Ignoring their anti-chubby politics, though, one must admit that the show was fantastic. And just as Albarn’s writing shifts from album to album, he once more brought a whole new stage persona. Backed now by ex-Verve guitarist Simon Tong, along with the regular rhythm section, and the addition of three back-up singers, a keyboardist/saxophonist, and a second man on percussion, Damon has dropped the eager popstar manicness and is now the drunken elder statesmen, showing up and doing the job and somehow making it look easy, unrehearsed, and bloody brilliant. There was a little Mark E. Smith in his staggering swagger, and maybe even a little Tom Waits, too. He’s still gripped by the passion, surely, but he’s very much in control of it, and he needn’t work it too hard. Just let it be. It gave the performance an air of spontaneity, a looseness that nearly suggested they were just making it all up on the spot and that for as much as it was good, it could disintegrate at any second—a difficult task, creating a false danger.
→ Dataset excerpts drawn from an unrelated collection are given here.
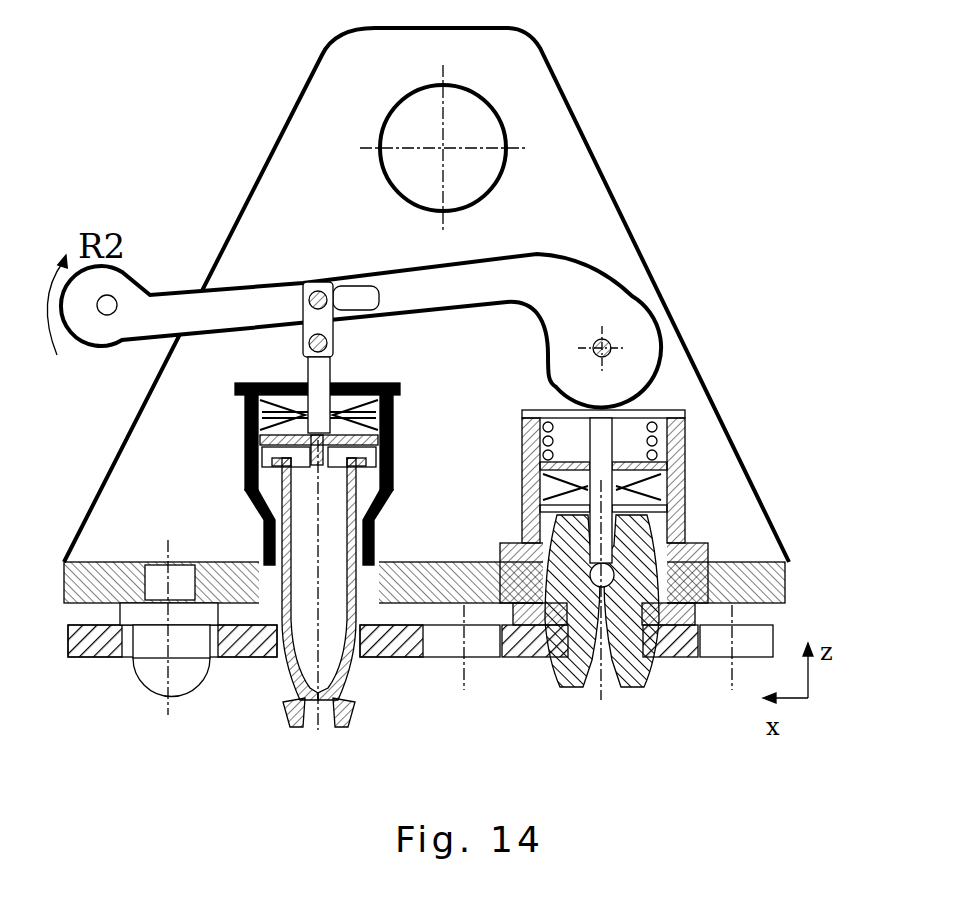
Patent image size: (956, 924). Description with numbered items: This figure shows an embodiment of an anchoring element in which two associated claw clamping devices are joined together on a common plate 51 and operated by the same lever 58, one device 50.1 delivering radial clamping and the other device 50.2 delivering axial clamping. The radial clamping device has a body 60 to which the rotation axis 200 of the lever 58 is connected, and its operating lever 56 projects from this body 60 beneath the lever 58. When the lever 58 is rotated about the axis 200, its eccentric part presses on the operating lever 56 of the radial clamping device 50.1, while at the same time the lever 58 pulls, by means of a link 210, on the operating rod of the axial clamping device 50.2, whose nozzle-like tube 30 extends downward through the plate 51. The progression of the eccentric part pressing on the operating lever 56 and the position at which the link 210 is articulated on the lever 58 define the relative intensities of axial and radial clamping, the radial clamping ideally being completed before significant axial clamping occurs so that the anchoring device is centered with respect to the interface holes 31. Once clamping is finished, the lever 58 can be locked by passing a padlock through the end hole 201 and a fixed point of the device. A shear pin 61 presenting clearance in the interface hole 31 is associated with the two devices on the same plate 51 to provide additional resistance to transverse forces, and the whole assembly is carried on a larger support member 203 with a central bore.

The bracket / support arm 203 is at (543, 217).
The lever 58 is at (557, 277).
The axis 200 is at (608, 343).
The operating lever 56 is at (605, 447).
The first valve unit 50.1 is at (715, 436).
The plate 51 is at (723, 568).
The link 210 is at (298, 298).
The end hole 201 is at (107, 312).
The axial clamping device 50.2 is at (228, 420).
The body 60 is at (530, 492).
The shear pin 61 is at (152, 635).
The interface hole 31 is at (450, 657).
The nozzle tube 30 is at (390, 657).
But that’s rock ’n’ roll.
Think Tank was the most-represented album, which is as it should be. “Brothers & Sisters” swept everyone up in a sense of community, and “Battery In Your Leg” is an amazing set closer. “Gene By Gene” is as fun live as on record, and “Crazybeat” fits well alongside “Song 2” as crowd-pleasing noise. The only disappointment was “Out of Time.” There was something wrong with the mix, and a bit of keyboard racket was stepping over the melody.
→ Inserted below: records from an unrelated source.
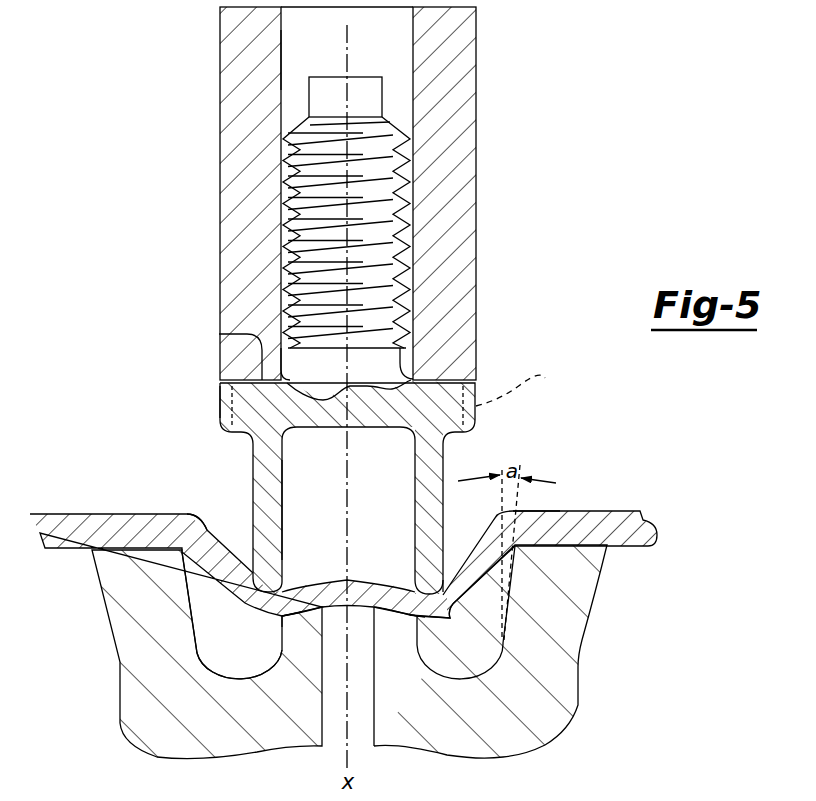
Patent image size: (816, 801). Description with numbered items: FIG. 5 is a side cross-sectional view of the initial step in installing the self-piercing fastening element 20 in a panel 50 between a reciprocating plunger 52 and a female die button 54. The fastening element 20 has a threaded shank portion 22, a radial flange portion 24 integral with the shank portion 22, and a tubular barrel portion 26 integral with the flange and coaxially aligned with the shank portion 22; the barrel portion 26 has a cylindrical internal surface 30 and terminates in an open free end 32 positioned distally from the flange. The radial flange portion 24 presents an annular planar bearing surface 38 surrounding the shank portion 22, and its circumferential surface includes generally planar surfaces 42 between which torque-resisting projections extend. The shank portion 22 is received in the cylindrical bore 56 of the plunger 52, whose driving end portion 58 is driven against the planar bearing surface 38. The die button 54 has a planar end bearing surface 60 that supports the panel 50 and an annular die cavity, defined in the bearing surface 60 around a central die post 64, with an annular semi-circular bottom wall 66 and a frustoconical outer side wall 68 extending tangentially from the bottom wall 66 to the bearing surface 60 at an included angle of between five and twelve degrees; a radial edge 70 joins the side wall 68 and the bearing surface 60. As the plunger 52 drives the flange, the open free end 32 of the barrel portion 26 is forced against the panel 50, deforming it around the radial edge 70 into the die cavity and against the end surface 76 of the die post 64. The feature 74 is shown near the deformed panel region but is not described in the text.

The fastening element 20 is at (354, 502).
The threaded shank portion 22 is at (383, 132).
The radial flange portion 24 is at (216, 407).
The barrel portion 26 is at (445, 460).
The cylindrical internal surface 30 is at (283, 497).
The open free end 32 is at (447, 586).
The annular planar bearing surface 38 is at (220, 335).
The generally planar surfaces 42 is at (524, 388).
The panel 50 is at (635, 523).
The reciprocating plunger 52 is at (231, 198).
The female die button 54 is at (540, 712).
The cylindrical bore 56 is at (280, 60).
The driving end portion 58 is at (220, 400).
The planar end bearing surface 60 is at (562, 540).
The central die post 64 is at (303, 613).
The annular semi-circular bottom wall 66 is at (250, 672).
The frustoconical outer side wall 68 is at (200, 603).
The radial edge 70 is at (168, 553).
The edge 74 is at (283, 612).
The end surface 76 is at (397, 590).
A nice grab bag of oldies also served us well. “Girls & Boys” may have seemed a little perfunctory, but “Beetlebum” still maintains its lackadaisical charm. “Trimm Trabb” slid in quiet and then grew to fantastic, “For Tomorrow” jumped in our midst like the hero it is, and “Tender” had the sort of elegiac, uplifting grace that you expect from something with gospel trappings (which is the whole point of gospel, which is what its detractors don’t get, since they are wrong in the head and sniff too much ink). Damon led us to believe that “To The End” was a recent addition to the set, and this was the third airing on the tour, and it’s still lovely. Highlight, though, had to be “Badhead,” both because it was an unexpected choice, and just because its simple melody and off-kilter instrumentation make you realize that Blur hasn’t gone that far away from their early days, that the anything-goes feeling was always there. (Though, early B-sides and tracks like “Sing,” I’ve always argued, pointed a clear path to 13, still their best record.)
The encore was a perfectly chosen four-pronged music weapon. “Popscene” still has the power to thrill, and serves as a great coda to a night of musical abandonment. Damon got pretty animated. This is Blur’s “I Can See For Miles.” It was followed by “On The Way to the Club,” which they linked up with the amazing “We’ve Got a File On You,” two-minutes of glorious, paranoid, accusatory, angry punk. The capper, though, was “This is A Low,” perhaps the most life-affirming sad song there ever was. I think it’s impossible not to crumble and sing along to it, and it’s the greatest high to be sent out into the night air on.